Die andauernden Handelskriege mit den USA oder Russland schaden der Milchvermarktung, stellt der MIV weiter fest. Und es gibt noch ein Problem: Der drohende Brexit.

Außerdem ist der MIV überzeugt: Mengenbeschränkende Maßnahmen sind nur zielführend, wenn von Anfang an klargestellt wird, welche Länder ihre Produktion drosseln sollen. Doch die aktuellen Entwicklungen zeigen eine andere Tendenz: Alle großen Milchländer dehnen ihre Produktion derzeit aus.

„Die Politik kann der Milchbranche auch substanziell helfen, indem sie dafür sorgt, dass die Molkereien nicht von Kostensteigerungen erdrückt werden, wie zum Beispiel durch Änderungen im Verpackungsrecht oder Kennzeichnungsrecht“, sagt MIV-Chef Stahl. „Das alles kostet Geld.“

Da kann man nur ergänzen: Den Landwirten geht es mit den explodierenden Kosten ähnlich!

Geforderten Preiserhöhungen unrealistisch

milchpreise.

Abschließend stellt der MIV fest: Die Molkereien kennen die wirtschaftlichen Verhältnisse auf den Höfen sehr gut. Eine Forderung von "mindestens 15 Cent mehr pro Liter Milch" (plus 40 Prozent) hilft nach Auffassung des MIV jedoch nicht. Der Grund: Die Marktpreise der Rohmilch richten sich nach Angebot und Nachfrage.

Hinzu kommt, dass die Märkte untereinander verbunden sind: Etwa 15 Prozent der europäischen Milch werden am Weltmarkt zu Weltmarktpreisen abgesetzt. Und diese schwanken nicht zuletzt auch durch die volatilen Devisenkurse.

Weiter heißt es: 50 Prozent der deutschen Milcherzeugnisse werden im Ausland verkauft.
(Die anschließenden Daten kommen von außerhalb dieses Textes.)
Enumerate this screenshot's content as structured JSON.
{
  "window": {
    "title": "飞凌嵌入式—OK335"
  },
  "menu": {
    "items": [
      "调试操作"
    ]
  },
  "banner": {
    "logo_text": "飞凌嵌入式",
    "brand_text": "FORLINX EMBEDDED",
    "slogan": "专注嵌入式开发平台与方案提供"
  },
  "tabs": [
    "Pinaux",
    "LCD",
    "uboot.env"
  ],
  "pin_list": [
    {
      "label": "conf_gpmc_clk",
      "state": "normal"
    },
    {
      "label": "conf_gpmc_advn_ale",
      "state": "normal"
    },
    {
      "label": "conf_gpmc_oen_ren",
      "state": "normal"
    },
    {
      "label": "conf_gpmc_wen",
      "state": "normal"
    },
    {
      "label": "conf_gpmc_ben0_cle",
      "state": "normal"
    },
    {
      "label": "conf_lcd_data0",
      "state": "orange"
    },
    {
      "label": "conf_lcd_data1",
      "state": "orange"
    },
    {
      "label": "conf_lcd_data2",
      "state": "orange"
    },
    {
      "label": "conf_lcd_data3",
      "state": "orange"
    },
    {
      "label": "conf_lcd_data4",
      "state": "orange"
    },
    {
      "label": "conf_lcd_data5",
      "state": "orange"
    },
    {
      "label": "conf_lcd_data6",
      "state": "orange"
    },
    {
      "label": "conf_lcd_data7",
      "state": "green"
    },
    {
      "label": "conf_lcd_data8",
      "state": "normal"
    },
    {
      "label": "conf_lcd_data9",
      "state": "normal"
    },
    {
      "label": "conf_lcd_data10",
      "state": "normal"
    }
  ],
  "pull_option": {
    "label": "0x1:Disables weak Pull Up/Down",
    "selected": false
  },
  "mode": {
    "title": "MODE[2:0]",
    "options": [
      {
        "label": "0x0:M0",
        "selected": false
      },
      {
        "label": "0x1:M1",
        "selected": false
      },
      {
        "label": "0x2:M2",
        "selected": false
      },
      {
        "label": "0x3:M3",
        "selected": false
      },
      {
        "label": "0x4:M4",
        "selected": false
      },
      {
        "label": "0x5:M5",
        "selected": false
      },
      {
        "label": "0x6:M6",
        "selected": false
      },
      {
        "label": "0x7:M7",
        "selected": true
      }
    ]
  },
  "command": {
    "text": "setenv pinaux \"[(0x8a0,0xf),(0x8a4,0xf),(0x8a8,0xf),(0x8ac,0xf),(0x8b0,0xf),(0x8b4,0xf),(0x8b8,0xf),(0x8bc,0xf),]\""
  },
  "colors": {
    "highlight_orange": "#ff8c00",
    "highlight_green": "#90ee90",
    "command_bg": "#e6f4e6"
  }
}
Das Meiste im EU-Binnenmarkt. Darüber hinaus ist Deutschland auch ein großer Importeur von Milcherzeugnissen.

Deshalb kommt der MIV zu dem Schluss: Die geforderte Preiserhöhung sind aus seiner Sicht nicht einfach so zu realisieren. Deshalb ist der Protest für eine nationale Preiserhöhung in den Augen des MIV der falsche Ansatz.

Kurzfristig keine höheren Milchpreise – in den Dialog treten

milchbauer.

Kurzfristig erwartet der MIV keine drastischen Preissteigerungen, die eine Preiserhöhung wie die geforderten 40 Prozent rechtfertigen. Der deutsche Milchpreis liegt meistens im Durchschnitt der europäischen Nachbarn und voraussichtlich wird sich das auch nicht ändern.

Und der MIV hat noch einen weiteren Kritikpunkt: Die protestierenden landwirtschaftlichen Organisationen fordern, dass alle Molkereien gleichzeitig ihre Preise gegenüber den Abnehmern anheben sollen. Um die Forderungen erfüllen zu können, wären aber Preisabsprachen nötig – die nach deutschem und europäischem Kartellrecht streng verboten sind.

Zum Schluss heißt es in der Stellungnahme des MIV: Molkereien und Landwirte müssen sich in einem schwierigen Marktumfeld behaupten. Dies gelingt nur, wenn beide Seiten in einen gemeinsamen Dialog treten. Dazu tragen Forderungsschreiben, die in den Betriebsstätten unser Mitgliedsunternehmen abgegeben werden, leider nicht bei.